And the audience was fantastic. They chimed in with books and programs that reworked the zombie idea. One woman spoke of her discussions on zombie-related online groups with people who believed strongly in the use of guns to keep themselves safe. In those discussions, even the strongest gun advocates began to realize that there were other important issues. “You can’t eat bullets,” one of them said, according to her report.
The end result was a wonderful discussion among 60+ people, all approaching the subject with thought and consideration.
Our panel on “S/he and Other Inadequate Solutions: Solving Gender Neutrality” focused on the many issues related to the lack of a gender-neutral pronoun in English, from the struggles of those who don’t fit or feel comfortable in the binary gender system to the complaints that the gender of a character is not always relevant to a story. Again, this discussion managed a thoughtful discussion of both the importance of the issue and the different ways of approaching it. One audience member – and the panelists later shared their regret that they didn’t get her name – suggested that if we use singular “they,” we can create an appropriate plural with “they all,” riffing, of course, on the southern use of you in the singular and you all in the plural.
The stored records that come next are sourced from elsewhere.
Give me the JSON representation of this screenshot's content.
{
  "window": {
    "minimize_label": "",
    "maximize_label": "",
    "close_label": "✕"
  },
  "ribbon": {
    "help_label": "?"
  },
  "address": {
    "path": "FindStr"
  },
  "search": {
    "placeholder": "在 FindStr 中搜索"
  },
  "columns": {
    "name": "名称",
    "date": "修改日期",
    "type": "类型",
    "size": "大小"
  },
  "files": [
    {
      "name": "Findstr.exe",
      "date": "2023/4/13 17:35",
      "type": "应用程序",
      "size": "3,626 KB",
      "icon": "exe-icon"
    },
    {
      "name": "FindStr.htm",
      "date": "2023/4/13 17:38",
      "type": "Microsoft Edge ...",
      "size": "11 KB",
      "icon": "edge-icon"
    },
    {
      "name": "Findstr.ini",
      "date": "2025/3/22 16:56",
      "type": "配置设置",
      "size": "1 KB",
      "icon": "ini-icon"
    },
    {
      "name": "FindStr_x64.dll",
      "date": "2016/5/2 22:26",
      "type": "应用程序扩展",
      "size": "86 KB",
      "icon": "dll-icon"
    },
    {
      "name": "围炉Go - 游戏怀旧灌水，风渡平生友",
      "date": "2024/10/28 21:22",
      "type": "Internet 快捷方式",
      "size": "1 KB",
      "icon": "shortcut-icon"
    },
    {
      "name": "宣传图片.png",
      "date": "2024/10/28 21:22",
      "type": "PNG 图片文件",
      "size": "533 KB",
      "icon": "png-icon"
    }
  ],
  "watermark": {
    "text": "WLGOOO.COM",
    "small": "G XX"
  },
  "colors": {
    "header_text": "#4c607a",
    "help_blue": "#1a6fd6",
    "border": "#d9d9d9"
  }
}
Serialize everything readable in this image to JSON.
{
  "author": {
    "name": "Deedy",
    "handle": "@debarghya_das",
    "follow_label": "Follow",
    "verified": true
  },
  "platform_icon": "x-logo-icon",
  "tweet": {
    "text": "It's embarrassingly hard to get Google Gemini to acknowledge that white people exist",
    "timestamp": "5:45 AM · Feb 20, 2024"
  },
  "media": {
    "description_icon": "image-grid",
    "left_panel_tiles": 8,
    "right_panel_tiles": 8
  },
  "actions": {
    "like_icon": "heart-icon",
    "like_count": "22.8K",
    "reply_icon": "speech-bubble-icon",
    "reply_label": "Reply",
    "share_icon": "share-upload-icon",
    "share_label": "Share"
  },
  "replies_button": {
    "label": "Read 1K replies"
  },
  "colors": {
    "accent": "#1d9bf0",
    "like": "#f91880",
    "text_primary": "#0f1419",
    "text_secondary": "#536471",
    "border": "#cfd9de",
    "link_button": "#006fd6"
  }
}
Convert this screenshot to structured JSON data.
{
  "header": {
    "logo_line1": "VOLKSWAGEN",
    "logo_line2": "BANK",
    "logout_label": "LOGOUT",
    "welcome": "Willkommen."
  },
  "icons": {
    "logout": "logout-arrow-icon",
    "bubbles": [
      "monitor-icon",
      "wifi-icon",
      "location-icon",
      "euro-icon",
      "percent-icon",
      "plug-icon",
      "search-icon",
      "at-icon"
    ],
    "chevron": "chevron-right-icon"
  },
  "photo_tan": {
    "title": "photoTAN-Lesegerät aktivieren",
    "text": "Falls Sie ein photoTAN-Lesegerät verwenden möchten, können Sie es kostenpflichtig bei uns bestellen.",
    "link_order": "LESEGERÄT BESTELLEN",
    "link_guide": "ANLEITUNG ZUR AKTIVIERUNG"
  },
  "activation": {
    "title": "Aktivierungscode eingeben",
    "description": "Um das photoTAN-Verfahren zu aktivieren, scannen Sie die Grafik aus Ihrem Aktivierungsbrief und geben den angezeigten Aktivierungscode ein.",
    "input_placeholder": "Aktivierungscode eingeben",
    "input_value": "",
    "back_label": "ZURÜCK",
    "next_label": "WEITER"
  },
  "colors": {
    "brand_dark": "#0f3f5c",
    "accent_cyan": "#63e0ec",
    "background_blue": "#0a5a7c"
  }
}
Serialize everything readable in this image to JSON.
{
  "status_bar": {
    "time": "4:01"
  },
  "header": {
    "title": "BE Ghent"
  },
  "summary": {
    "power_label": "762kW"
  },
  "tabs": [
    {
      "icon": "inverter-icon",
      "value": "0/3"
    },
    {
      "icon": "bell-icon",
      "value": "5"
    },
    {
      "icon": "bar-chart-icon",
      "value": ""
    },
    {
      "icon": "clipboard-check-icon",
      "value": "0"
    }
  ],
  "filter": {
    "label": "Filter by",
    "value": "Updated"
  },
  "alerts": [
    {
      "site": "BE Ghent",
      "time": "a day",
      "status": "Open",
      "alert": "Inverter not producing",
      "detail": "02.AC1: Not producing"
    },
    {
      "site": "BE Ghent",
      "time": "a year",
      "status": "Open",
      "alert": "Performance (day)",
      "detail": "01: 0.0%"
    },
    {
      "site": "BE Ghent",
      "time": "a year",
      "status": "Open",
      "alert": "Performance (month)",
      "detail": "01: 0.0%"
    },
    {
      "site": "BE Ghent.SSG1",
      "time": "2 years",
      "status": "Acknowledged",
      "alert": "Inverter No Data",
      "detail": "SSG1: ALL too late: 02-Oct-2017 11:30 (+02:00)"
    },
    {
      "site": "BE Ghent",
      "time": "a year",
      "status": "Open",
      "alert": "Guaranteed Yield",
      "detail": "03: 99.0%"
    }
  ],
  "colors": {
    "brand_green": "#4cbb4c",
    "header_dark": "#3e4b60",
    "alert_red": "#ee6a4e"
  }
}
I should mention that I worked Haraway into the gender panel, quoting her observation, in the midst of a discussion of pronouns, “Grammar is politics by other means.”
My main take-away from the panel “Cyborg Identities 2: The Cyborgs Return” was the idea that digital technology is not something separate from our “real” selves, but rather an extension of ourselves. I found myself thinking that I have significant online communication and relationships, especially since my close friends are spread all over the place. Emailing, Skyping, texting – all keep me in touch with people who don’t live next door. And I occasionally have serious conversations on social media.
I did also realize that I rarely try to do both things at the same time. I like to concentrate on my communication and that involves paying attention to the people I’m talking to, whether I’m emailing or talking in person. Which is also why you don’t see pictures on this post.
By the way, Haraway’s ideas showed up in that panel, too. Though they were most prominently on display on the last panel I attended: “A Manifesto for Feminist Science (Fiction) Studies.” The panelists were academics who insist that their students read Haraway.
Among the topics of discussion: how feminist science fiction enables criticism of technoscience without throwing the scientific baby out with the anti-science water. My notes are scattered, but I did write down two phrases the panelists suggested in their ideas for a manifesto:
- Partial but potent.
- Dead and not dead.
I came away confused and inspired to do more reading and study. (I consider confused an excellent response to new ideas and new approaches.)
I have said time and time again that I go to WisCon for the ideas. This year I harvested a bumper crop.